Pensions : nous voulons des garanties, pas une loterie !

Pensions : nous voulons des garanties, pas une loterie !

Un système de pension « à points » semble progressivement se mettre en place. Avec deux risques majeurs pour le travailleur : l’allongement de sa carrière et une diminution non négligeable de son allocation.

C’est avec une indignation croissante que nous avons assisté, ces dernières semaines, aux querelles politiques incessantes au sujet de nos pensions. Une succession d’annonces, de modifications et de contradictions. Et au milieu de tout ce cirque, une pression constante pour développer un système de pension « à points ». Mais le projet qui est actuellement sur la table fera plus de mal que de bien.
La seule « garantie » qu’offre le système à points, c’est celle que l’on devra tous travailler plus longtemps. Le nombre d’années de carrière nécessaires pour partir à la pension sera automatiquement relevé en cas de déséquilibre budgétaire, économique ou démographique. Pour faire court : vous ne connaîtrez la date exacte de votre départ à la pension que deux ans à l’avance.

Aucune garantie financière

Autre incertitude : même si vous savez de combien de points vous disposez, vous ne connaissez pas pour autant la valeur de chacun de ces points, et donc le montant final auquel vous aurez droit. Ce n’est en effet que l’année où vous prendrez votre pension que le gouvernement déterminera cette valeur. Résultat : une complète absence de garanties sur le plan financier. Vous prenez votre pension à un mauvais moment, en temps de crise économique ? Vos points de pension épargnés risquent de valoir moins…

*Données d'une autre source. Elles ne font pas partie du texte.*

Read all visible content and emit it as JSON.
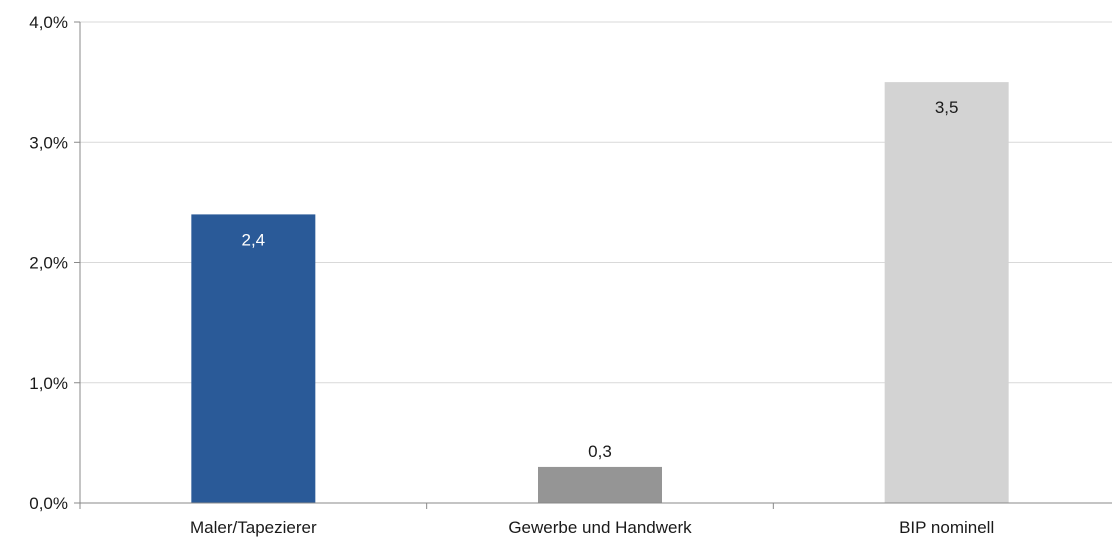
{
  "chart_data": {
    "type": "bar",
    "categories": [
      "Maler/Tapezierer",
      "Gewerbe und Handwerk",
      "BIP nominell"
    ],
    "values": [
      2.4,
      0.3,
      3.5
    ],
    "data_labels": [
      "2,4",
      "0,3",
      "3,5"
    ],
    "bar_colors": [
      "#2a5a98",
      "#959595",
      "#d3d3d3"
    ],
    "data_label_colors": [
      "#ffffff",
      "#1a1a1a",
      "#1a1a1a"
    ],
    "data_label_position": [
      "inside-top",
      "outside-top",
      "inside-top"
    ],
    "ylim": [
      0,
      4
    ],
    "yticks": [
      0,
      1,
      2,
      3,
      4
    ],
    "ytick_labels": [
      "0,0%",
      "1,0%",
      "2,0%",
      "3,0%",
      "4,0%"
    ],
    "grid": true,
    "grid_color": "#d9d9d9",
    "axis_color": "#888888",
    "legend": "none"
  }
}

La fixation de la valeur des points relèvera d’une décision purement politique, d’une logique uniquement budgétaire. En réalité, il ne s’agit pas d’un système à points, mais bien d’un système « à trous » : c’est le gouvernement en place à ce moment-là qui décidera que la valeur de vos points peut être gelée pendant des années pour combler d’éventuels trous dans le budget.

Cynisme inégalé

Avec ce système à points, la logique d’économies sur les pensions menée par Michel atteint un degré de cynisme inégalé. Il est insensé qu’un travailleur doive payer la facture d’un gouvernement avec sa pension légale, déjà particulièrement basse. La sécurité sociale, incluant nos pensions, constitue une assurance sociale. Pendant toute leur carrière, les travailleurs s’assurent via des cotisations sociales. Cette assurance doit rester garantie.

Traiter nos pensions comme une loterie, sans aucune certitude pour les travailleurs, est indigne de toute politique. Les travailleurs ont besoin d’une pension garantie leur permettant de vivre dignement. Selon nous, chacun doit avoir droit à une pension égale à 75 % du salaire gagné et à une pension minimum de 1.500 euros. C’est loin d’être utopique : nos pensions comptent à l’heure actuelle parmi les plus basses d’Europe.

De l’urgence d’une approche équitable

Nous en arrivons naturellement au cœur de la discussion : quelles garanties le gouvernement propose-t-il en la matière ? Cette question, nous la posons au ministre des Pensions Daniel Bacquelaine depuis le premier jour au Comité National des Pensions (CNP). Un an et demi plus tard, nous n’avons toujours aucune réponse. Comme à toutes nos autres questions d’ailleurs… Nous avons rejoint le CNP avec l’intention de proposer une solution aux travailleurs qui exercent un métier pénible. A l’heure actuelle, aucune avancée visible n’a pu être faite les concernant. Avant que nous ne soutenions toute réforme, nous voulons qu’il soit tenu compte de cette réalité. Et que l’on travaille à une approche équitable et juste sur le plan social : une compensation pour le travail pénible, un âge de départ à la pension à 65 ans au plus tard, et une pension dont le montant permette à chacun de vivre dignement. Nous ne prendrons pas part à une quelconque « mise en scène » de concertation, mais exigeons une discussion solide et constructive sur le sujet.